# Good wood for photo backdrop?



## redfishsc (Nov 26, 2007)

Lol, recently I have had more people tell me to quit using the mallee burl cap I have for pen backdrops, so I am considering something different. 

I still want to use wood, but can't decide which would be best. I want something with a nice grain (ie, that speaks "excellence" and not just "more wood") but doesn't detract from the pen.

I am thinking something like a good fir 2X10 sanded and given a light oil finish?


----------



## Rifleman1776 (Nov 26, 2007)

You want wood, your choice. Choose something that doesn't overwhelm the item being photographed. Try to get it very close in shade (not color) to the pen or other item you are photographing. Too much contrast is undesirable.


----------



## leehljp (Nov 26, 2007)

I would look for more than 1 background; variety will help maintain interest on this site. A nice active or attractive background for people shows the action and location of the person in the pict, and that is the point of that situation. However In a pen photo, the pen should be the primary focus. Too much activity behind it distracts. My opinion is not like a recent poster who, as a photographer, stated that anything in the background distracts from the pen. A nice background is effective but busy grain or burl points distract.
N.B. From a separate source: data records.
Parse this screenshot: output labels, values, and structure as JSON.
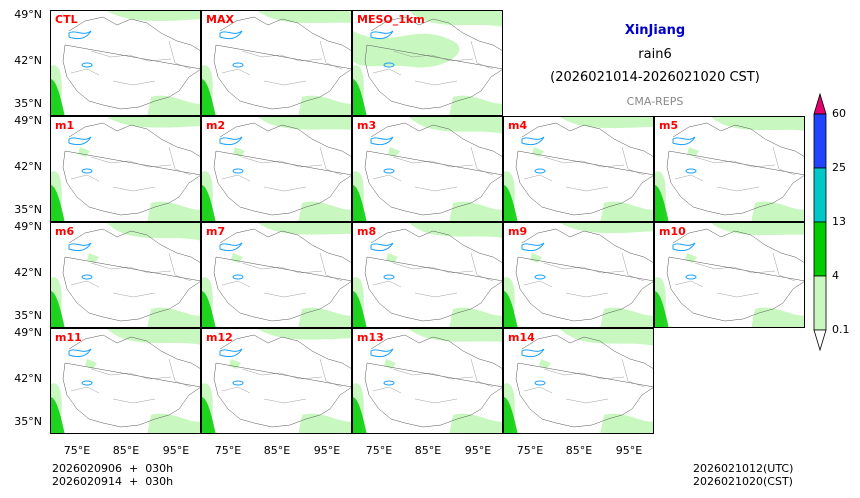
{
  "title": {
    "region": "XinJiang",
    "variable": "rain6",
    "period": "(2026021014-2026021020 CST)",
    "model": "CMA-REPS"
  },
  "panels": [
    {
      "label": "CTL"
    },
    {
      "label": "MAX"
    },
    {
      "label": "MESO_1km"
    },
    {
      "label": "m1"
    },
    {
      "label": "m2"
    },
    {
      "label": "m3"
    },
    {
      "label": "m4"
    },
    {
      "label": "m5"
    },
    {
      "label": "m6"
    },
    {
      "label": "m7"
    },
    {
      "label": "m8"
    },
    {
      "label": "m9"
    },
    {
      "label": "m10"
    },
    {
      "label": "m11"
    },
    {
      "label": "m12"
    },
    {
      "label": "m13"
    },
    {
      "label": "m14"
    }
  ],
  "axes": {
    "lat_ticks": [
      "49°N",
      "42°N",
      "35°N"
    ],
    "lon_ticks": [
      "75°E",
      "85°E",
      "95°E"
    ]
  },
  "colorbar": {
    "levels": [
      "0.1",
      "4",
      "13",
      "25",
      "60"
    ],
    "colors": [
      "#c8f8c0",
      "#00cc00",
      "#00c8c8",
      "#2244ff",
      "#e0006e"
    ]
  },
  "footer": {
    "init_line1": "2026020906  +  030h",
    "init_line2": "2026020914  +  030h",
    "valid_utc": "2026021012(UTC)",
    "valid_cst": "2026021020(CST)"
  }
}
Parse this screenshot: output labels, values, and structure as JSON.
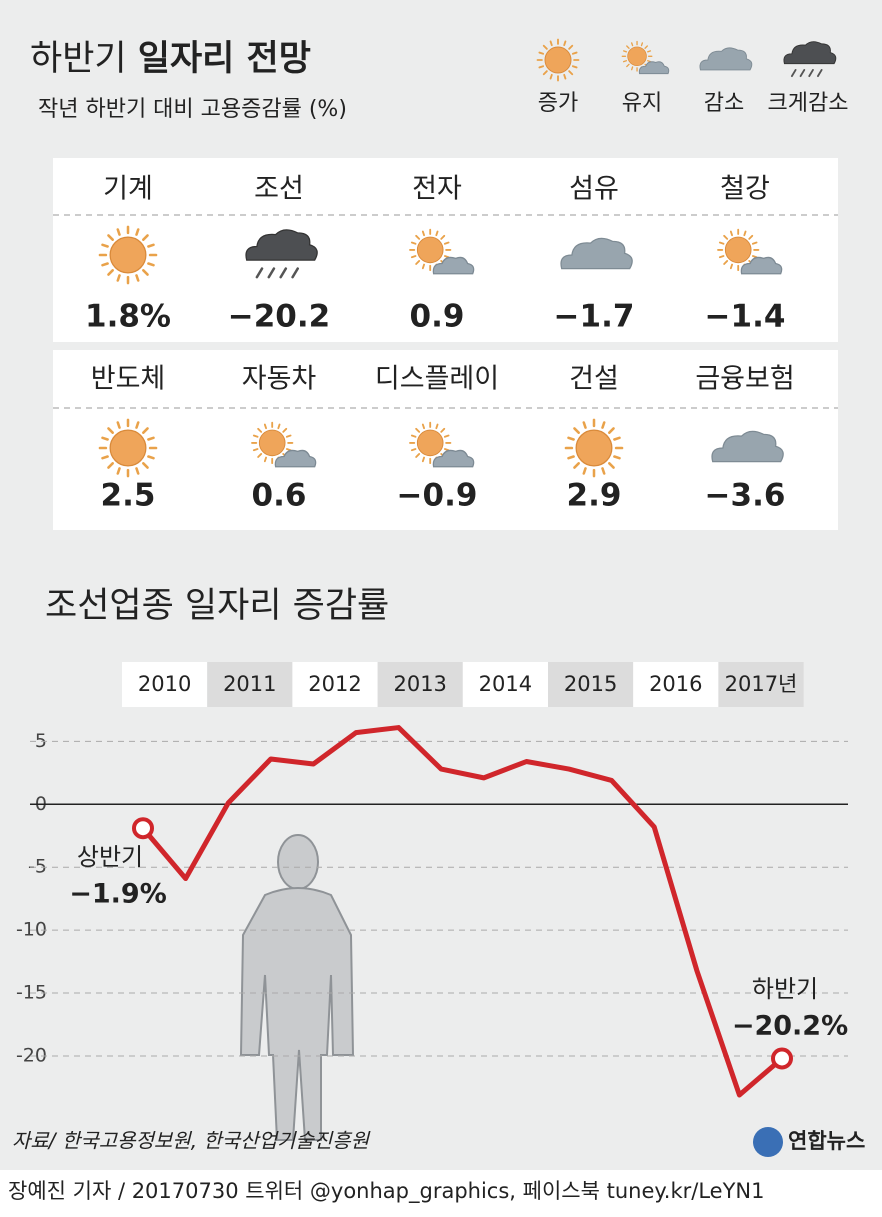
{
  "header": {
    "title_light": "하반기",
    "title_bold": "일자리 전망",
    "subtitle": "작년 하반기 대비 고용증감률 (%)"
  },
  "legend": [
    {
      "label": "증가",
      "icon": "sun"
    },
    {
      "label": "유지",
      "icon": "partly"
    },
    {
      "label": "감소",
      "icon": "cloud"
    },
    {
      "label": "크게감소",
      "icon": "rain"
    }
  ],
  "industries": [
    {
      "name": "기계",
      "value": "1.8%",
      "icon": "sun"
    },
    {
      "name": "조선",
      "value": "−20.2",
      "icon": "rain"
    },
    {
      "name": "전자",
      "value": "0.9",
      "icon": "partly"
    },
    {
      "name": "섬유",
      "value": "−1.7",
      "icon": "cloud"
    },
    {
      "name": "철강",
      "value": "−1.4",
      "icon": "partly"
    },
    {
      "name": "반도체",
      "value": "2.5",
      "icon": "sun"
    },
    {
      "name": "자동차",
      "value": "0.6",
      "icon": "partly"
    },
    {
      "name": "디스플레이",
      "value": "−0.9",
      "icon": "partly"
    },
    {
      "name": "건설",
      "value": "2.9",
      "icon": "sun"
    },
    {
      "name": "금융보험",
      "value": "−3.6",
      "icon": "cloud"
    }
  ],
  "chart_data": {
    "type": "line",
    "title": "조선업종 일자리 증감률",
    "year_labels": [
      "2010",
      "2011",
      "2012",
      "2013",
      "2014",
      "2015",
      "2016",
      "2017년"
    ],
    "values": [
      -1.9,
      -5.9,
      0.1,
      3.6,
      3.2,
      5.7,
      6.1,
      2.8,
      2.1,
      3.4,
      2.8,
      1.9,
      -1.8,
      -13.2,
      -23.1,
      -20.2
    ],
    "value_labels": [
      "−1.9%",
      null,
      null,
      null,
      null,
      null,
      null,
      null,
      null,
      null,
      null,
      null,
      null,
      null,
      null,
      "−20.2%"
    ],
    "annotations": [
      "상반기",
      "하반기"
    ],
    "color": "#d0262b",
    "ylim": [
      -23.5,
      6.7
    ],
    "yticks": [
      5,
      0,
      -5,
      -10,
      -15,
      -20
    ],
    "grid": true
  },
  "source": "자료/ 한국고용정보원, 한국산업기술진흥원",
  "logo": "연합뉴스",
  "byline": "장예진 기자 / 20170730 트위터 @yonhap_graphics, 페이스북 tuney.kr/LeYN1"
}
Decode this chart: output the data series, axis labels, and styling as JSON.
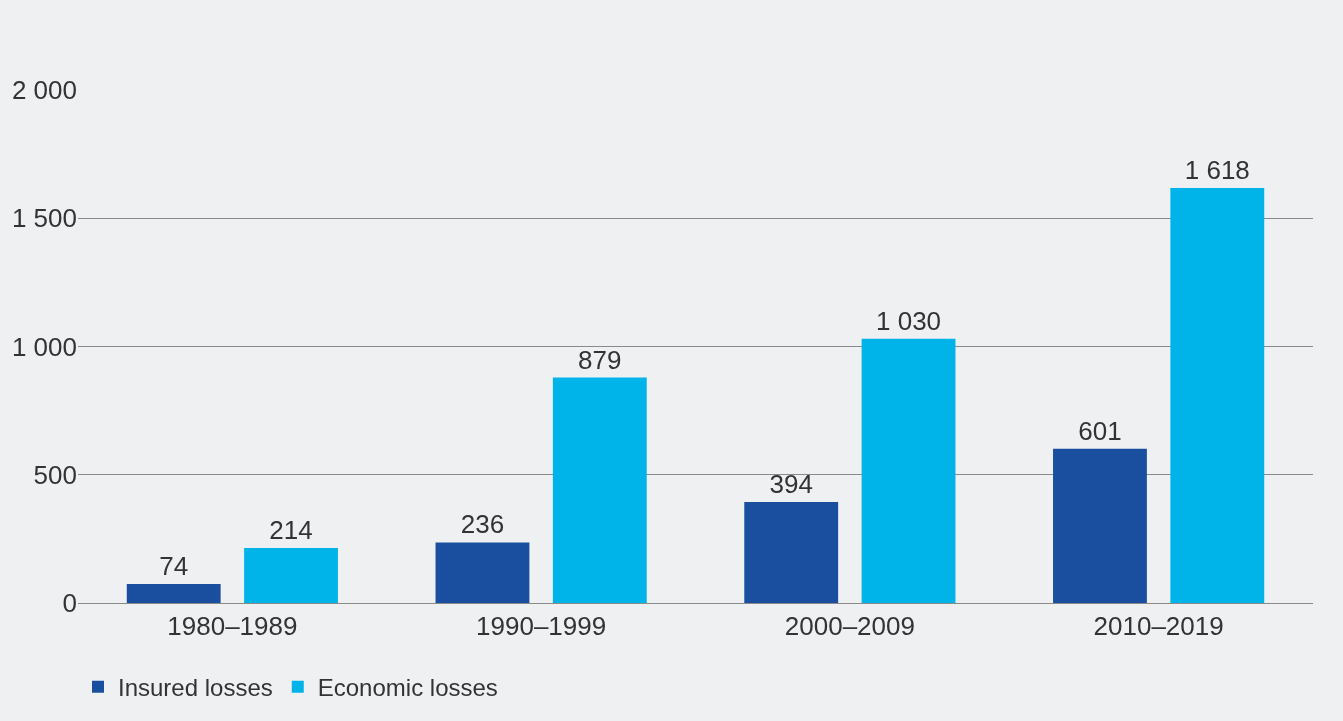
{
  "chart_data": {
    "type": "bar",
    "categories": [
      "1980–1989",
      "1990–1999",
      "2000–2009",
      "2010–2019"
    ],
    "series": [
      {
        "name": "Insured losses",
        "color": "#1a4f9f",
        "values": [
          74,
          236,
          394,
          601
        ],
        "value_labels": [
          "74",
          "236",
          "394",
          "601"
        ]
      },
      {
        "name": "Economic losses",
        "color": "#00b4ea",
        "values": [
          214,
          879,
          1030,
          1618
        ],
        "value_labels": [
          "214",
          "879",
          "1 030",
          "1 618"
        ]
      }
    ],
    "ylim": [
      0,
      2000
    ],
    "yticks": [
      0,
      500,
      {
        "value": 1000,
        "label": "1 000"
      },
      {
        "value": 1500,
        "label": "1 500"
      },
      {
        "value": 2000,
        "label": "2 000"
      }
    ],
    "grid": "y",
    "legend": "bottom left"
  }
}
If you do want an nice grained background, ask these questions: "Am I trying to show of photo skills or the pen?" Or this one: "Am I trying to use the pen to show the background or my photo skills?"

Try for a balance between the two that gives an edge to drawing the eye to the pen.


----------



## bradh (Nov 27, 2007)

I have seen some people use a blank or two from the same wood used in the pen. It just contrasts the rough vs finished nature of the craft.
Brad


----------



## alamocdc (Nov 28, 2007)

For showing pens here (and on other forums) it's been frequently said that the backdrop should be clear of anything but the pen, so I now take one shot that way. For displaying on a commercial site, I still think an artistic rest is a good idea. I have a piece of spalted Maple and a piece of Mesquite for just that purpose. One is dark, the other light, so I use the one that allows the most contrast. You can see examples of both in my album.


----------